Nasci em Namarrói, na Província da Zambézia. O meu nome é Alfredo Hotakala, porém, nas fileiras sou conhecido por General Hotakala, apesar da minha patente ser a de Capitão. Tanto faz! Para mim, o mais importante é o trabalho que fazemos e não as insígnias que carregamos nos nossos ombros.

 

Eu tenho 30 anos de idade, e sou formado pelo famoso Exército Vermelho, na República Federal da Rússia, cidade de Volgogrado, nas especialidades de Inteligência Militar, Fuzileiro Naval e Aeroespaciais, onde fui condecorado com a medalha Júkov, pelas habilidades demonstradas durante a formação, bem como as missões em que participei com distinção.

 

Tristemente, hoje voltei à casa e encontrei parte dela em chamas.

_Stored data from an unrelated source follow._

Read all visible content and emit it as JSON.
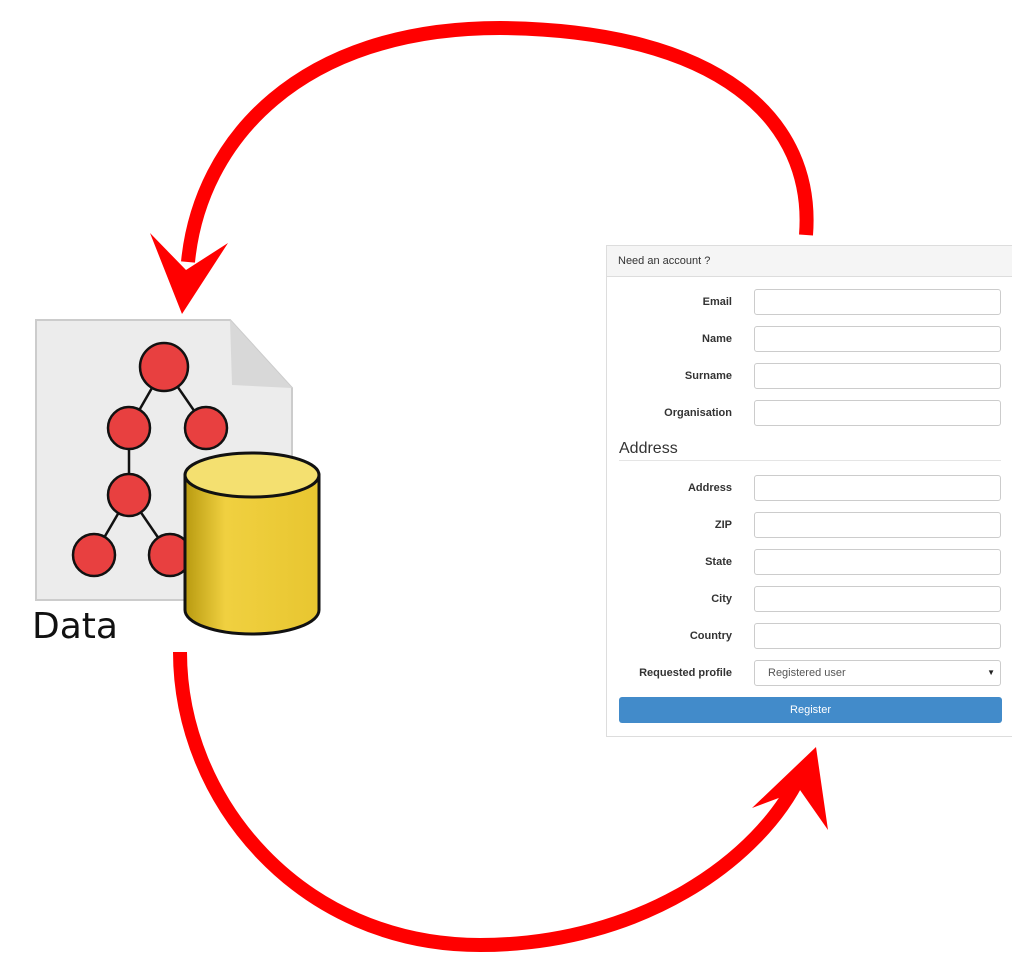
{
  "diagram": {
    "data_label": "Data",
    "arrow_color": "#ff0000",
    "node_color": "#e84040",
    "database_color": "#e8c630"
  },
  "form": {
    "header": "Need an account ?",
    "fields": [
      {
        "label": "Email",
        "value": ""
      },
      {
        "label": "Name",
        "value": ""
      },
      {
        "label": "Surname",
        "value": ""
      },
      {
        "label": "Organisation",
        "value": ""
      }
    ],
    "address_section": "Address",
    "address_fields": [
      {
        "label": "Address",
        "value": ""
      },
      {
        "label": "ZIP",
        "value": ""
      },
      {
        "label": "State",
        "value": ""
      },
      {
        "label": "City",
        "value": ""
      },
      {
        "label": "Country",
        "value": ""
      }
    ],
    "profile": {
      "label": "Requested profile",
      "value": "Registered user"
    },
    "register_label": "Register",
    "button_color": "#428bca"
  }
}
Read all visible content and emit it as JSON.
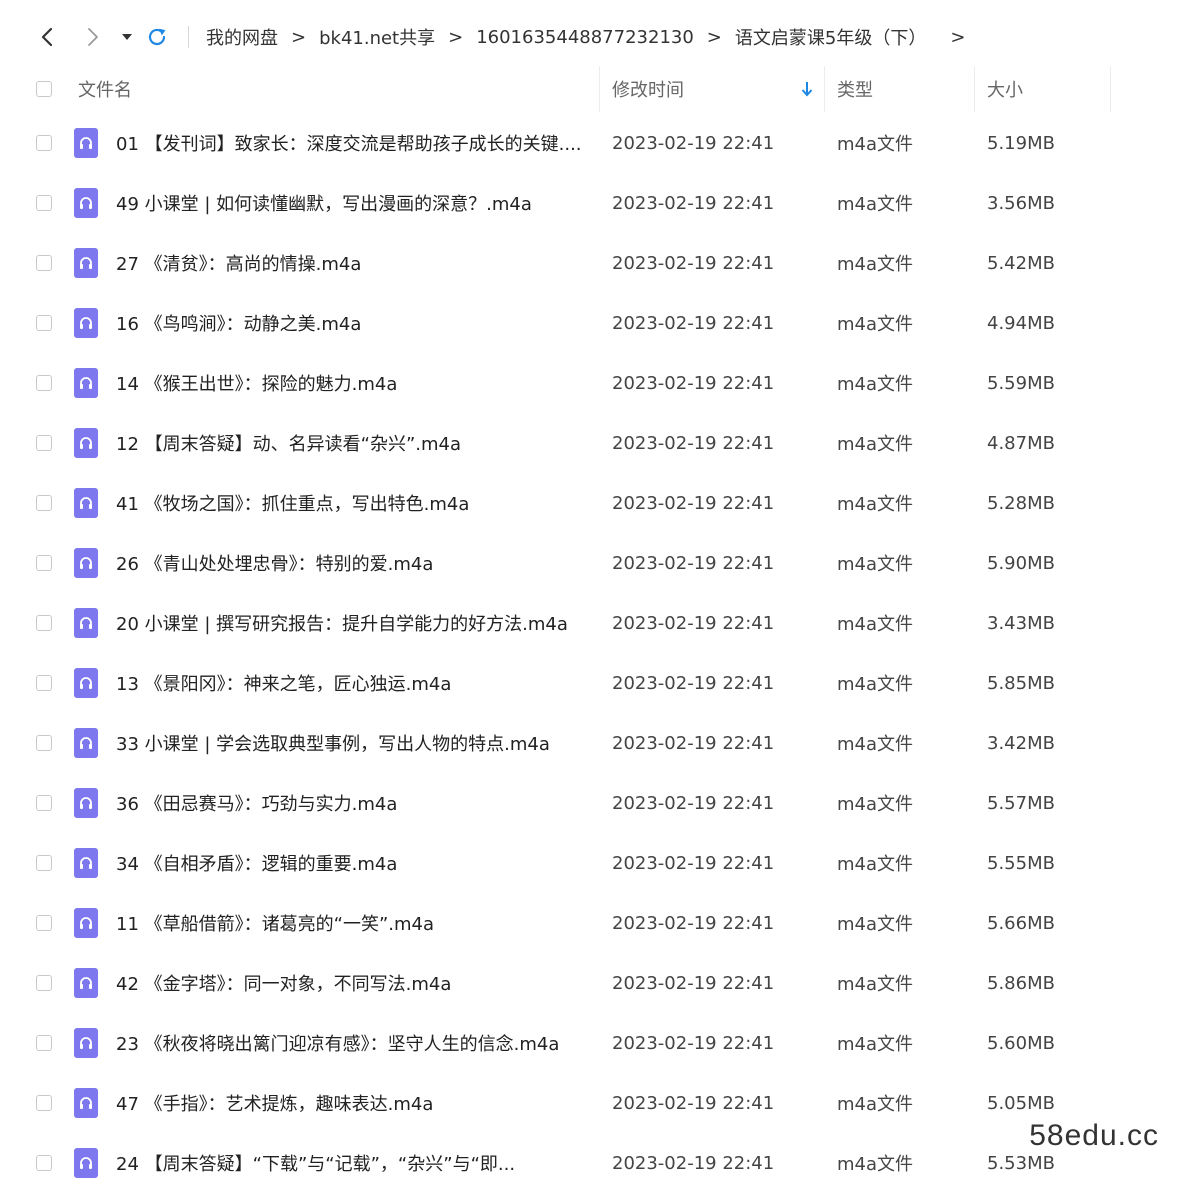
{
  "toolbar": {
    "back_icon": "chevron-left-icon",
    "forward_icon": "chevron-right-icon",
    "dropdown_icon": "caret-down-icon",
    "refresh_icon": "refresh-icon",
    "accent_color": "#1e88e5",
    "breadcrumb": [
      "我的网盘",
      "bk41.net共享",
      "1601635448877232130",
      "语文启蒙课5年级（下）"
    ],
    "breadcrumb_separator": ">",
    "breadcrumb_more": ">"
  },
  "header": {
    "name": "文件名",
    "modified": "修改时间",
    "type": "类型",
    "size": "大小",
    "sort_icon": "sort-down-arrow-icon"
  },
  "file_icon": "audio-headphones-icon",
  "file_icon_color": "#7d78ee",
  "files": [
    {
      "name": "01 【发刊词】致家长：深度交流是帮助孩子成长的关键....",
      "time": "2023-02-19 22:41",
      "type": "m4a文件",
      "size": "5.19MB"
    },
    {
      "name": "49 小课堂 | 如何读懂幽默，写出漫画的深意？.m4a",
      "time": "2023-02-19 22:41",
      "type": "m4a文件",
      "size": "3.56MB"
    },
    {
      "name": "27 《清贫》：高尚的情操.m4a",
      "time": "2023-02-19 22:41",
      "type": "m4a文件",
      "size": "5.42MB"
    },
    {
      "name": "16 《鸟鸣涧》：动静之美.m4a",
      "time": "2023-02-19 22:41",
      "type": "m4a文件",
      "size": "4.94MB"
    },
    {
      "name": "14 《猴王出世》：探险的魅力.m4a",
      "time": "2023-02-19 22:41",
      "type": "m4a文件",
      "size": "5.59MB"
    },
    {
      "name": "12 【周末答疑】动、名异读看“杂兴”.m4a",
      "time": "2023-02-19 22:41",
      "type": "m4a文件",
      "size": "4.87MB"
    },
    {
      "name": "41 《牧场之国》：抓住重点，写出特色.m4a",
      "time": "2023-02-19 22:41",
      "type": "m4a文件",
      "size": "5.28MB"
    },
    {
      "name": "26 《青山处处埋忠骨》：特别的爱.m4a",
      "time": "2023-02-19 22:41",
      "type": "m4a文件",
      "size": "5.90MB"
    },
    {
      "name": "20 小课堂 | 撰写研究报告：提升自学能力的好方法.m4a",
      "time": "2023-02-19 22:41",
      "type": "m4a文件",
      "size": "3.43MB"
    },
    {
      "name": "13 《景阳冈》：神来之笔，匠心独运.m4a",
      "time": "2023-02-19 22:41",
      "type": "m4a文件",
      "size": "5.85MB"
    },
    {
      "name": "33 小课堂 | 学会选取典型事例，写出人物的特点.m4a",
      "time": "2023-02-19 22:41",
      "type": "m4a文件",
      "size": "3.42MB"
    },
    {
      "name": "36 《田忌赛马》：巧劲与实力.m4a",
      "time": "2023-02-19 22:41",
      "type": "m4a文件",
      "size": "5.57MB"
    },
    {
      "name": "34 《自相矛盾》：逻辑的重要.m4a",
      "time": "2023-02-19 22:41",
      "type": "m4a文件",
      "size": "5.55MB"
    },
    {
      "name": "11 《草船借箭》：诸葛亮的“一笑”.m4a",
      "time": "2023-02-19 22:41",
      "type": "m4a文件",
      "size": "5.66MB"
    },
    {
      "name": "42 《金字塔》：同一对象，不同写法.m4a",
      "time": "2023-02-19 22:41",
      "type": "m4a文件",
      "size": "5.86MB"
    },
    {
      "name": "23 《秋夜将晓出篱门迎凉有感》：坚守人生的信念.m4a",
      "time": "2023-02-19 22:41",
      "type": "m4a文件",
      "size": "5.60MB"
    },
    {
      "name": "47 《手指》：艺术提炼，趣味表达.m4a",
      "time": "2023-02-19 22:41",
      "type": "m4a文件",
      "size": "5.05MB"
    },
    {
      "name": "24 【周末答疑】“下载”与“记载”，“杂兴”与“即...",
      "time": "2023-02-19 22:41",
      "type": "m4a文件",
      "size": "5.53MB"
    }
  ],
  "watermark": "58edu.cc"
}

Vi amigos com os quais ingressei no mesmo ano nas fileiras mortos desumanamente, e outros cujos corpos nunca mais foram achados.

 

Além disso, vi filhos bravos que esperavam ter a patente mais alta do Exército. Queriam servir à pátria em mais missões, ver os seus filhos a crescer e formar-se. Trabalhar e fazer amor com as suas doces e belas esposas! No entanto, quis o destino que Cabo Delgado se tornasse num cemitério –um autêntico inferno na terra.

 

Jasmin, meu amor, espero que esta carta te encontre preparada e segura. Que o brilho e a cor dos teus olhos não escureçam com a quantidade de lágrimas e tristeza que a mesma irá criar em ti. Não chore por mim! Nós vamos vencer este inimigo.

 

Amor, escrevo-te esta singela carta, não como despedida, mas como símbolo da minha eterna heroicidade e amor à terra que nos viu nascer. Caso eu tombe em combate e vocês não recebam os meus restos mortais, coloque uma coroa e velas naquela minha foto de coroação na Crimeia, que está no centro da nossa sala de estar. E a cada data do meu aniversário, meu amor, acenda uma vela e leia esta carta para os meus filhos – e faça-lhes perceber que os homens sábios sempre foram corajosos e abnegados! Que eles entendam que o meu amor por Moçambique foi jurado com sangue e entrega total, sem reservas.

 

Eu bem sei que um dia estaremos em paz e perceberão o valor do nosso sangue derramado. Aprenderão a história dos grandes homens que tombaram em defesa da nossa soberania e da unicidade dos nossos umbigos que tão cedo caíram e desapareceram nas areias e águas do rio Maputo ao Rovuma.

 

Amor, esta é a carta que eu não queria escrever-te, mas tive de o fazer!

  

Em homenagem aos grandes homens que tombaram em defesa da pátria…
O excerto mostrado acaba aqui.